Plaintiff alleged that the arbitrator interpreted this statement as a threat by Plaintiff’s counsel, and that this caused the arbitrator to be biased against Plaintiff, and asked a judge in the Law Division of the Superior Court of New Jersey to overturn the award.  (Plaintiff used different counsel for its appeal.)  After a somewhat convoluted procedural history, the trial judge held a hearing and found that while the statement was “wholly inappropriate,” it was merely “jest.”  Therefore, the judge refused to overturn the arbitration award.

Plaintiff appealed to the Appellate Division.  It argued that the “threat” and continued involvement of the arbitrator constituted an “appearance of impropriety.” The Appellate Division rejected this argument.  It explained that this is not the standard under the New Jersey Arbitration Act.  Rather, a party challenging an arbitration award must prove “evident partiality” – ie., that the arbitrator was actually biased against one side, not just that it appeared to be so.  Because the Plaintiff had not proven that the arbitrator was actually partial to the Defendants or against Plaintiff the award could not be overturned.  Additionally, the Appellate Division found that because the Plaintiff had not objected to the arbitrator’s continuing involvement at the time, it was barred from appealing on that basis now.

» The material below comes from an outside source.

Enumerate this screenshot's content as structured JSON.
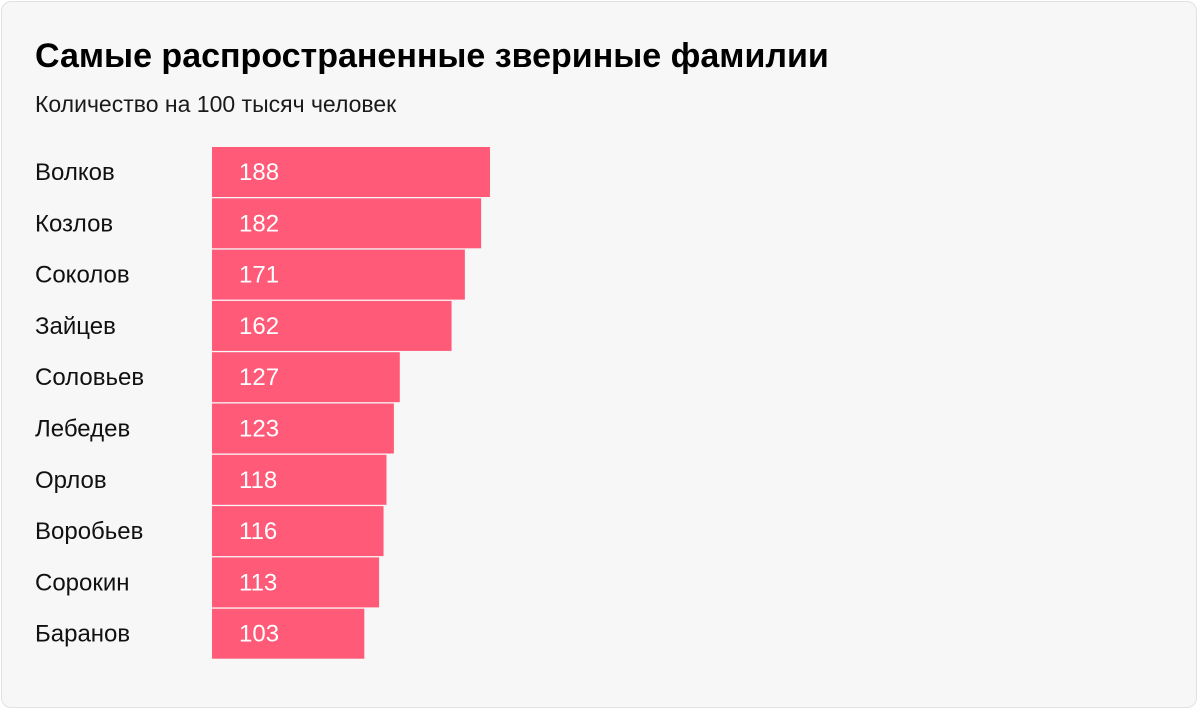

The Appellate Division therefore rejected Plaintiff’s claim and affirmed the Law Division judge’s order to deny the request to vacate the arbitration award.


The Takeaway

This opinion clearly demonstrates that if parties decide for business reasons to include an arbitration provision in a construction contract, whether because it is more cost effective or provides more finality, they should be aware that except for under the most extreme circumstances backed up by significant proof, a resulting arbitration award will withstand appeal and be enforced.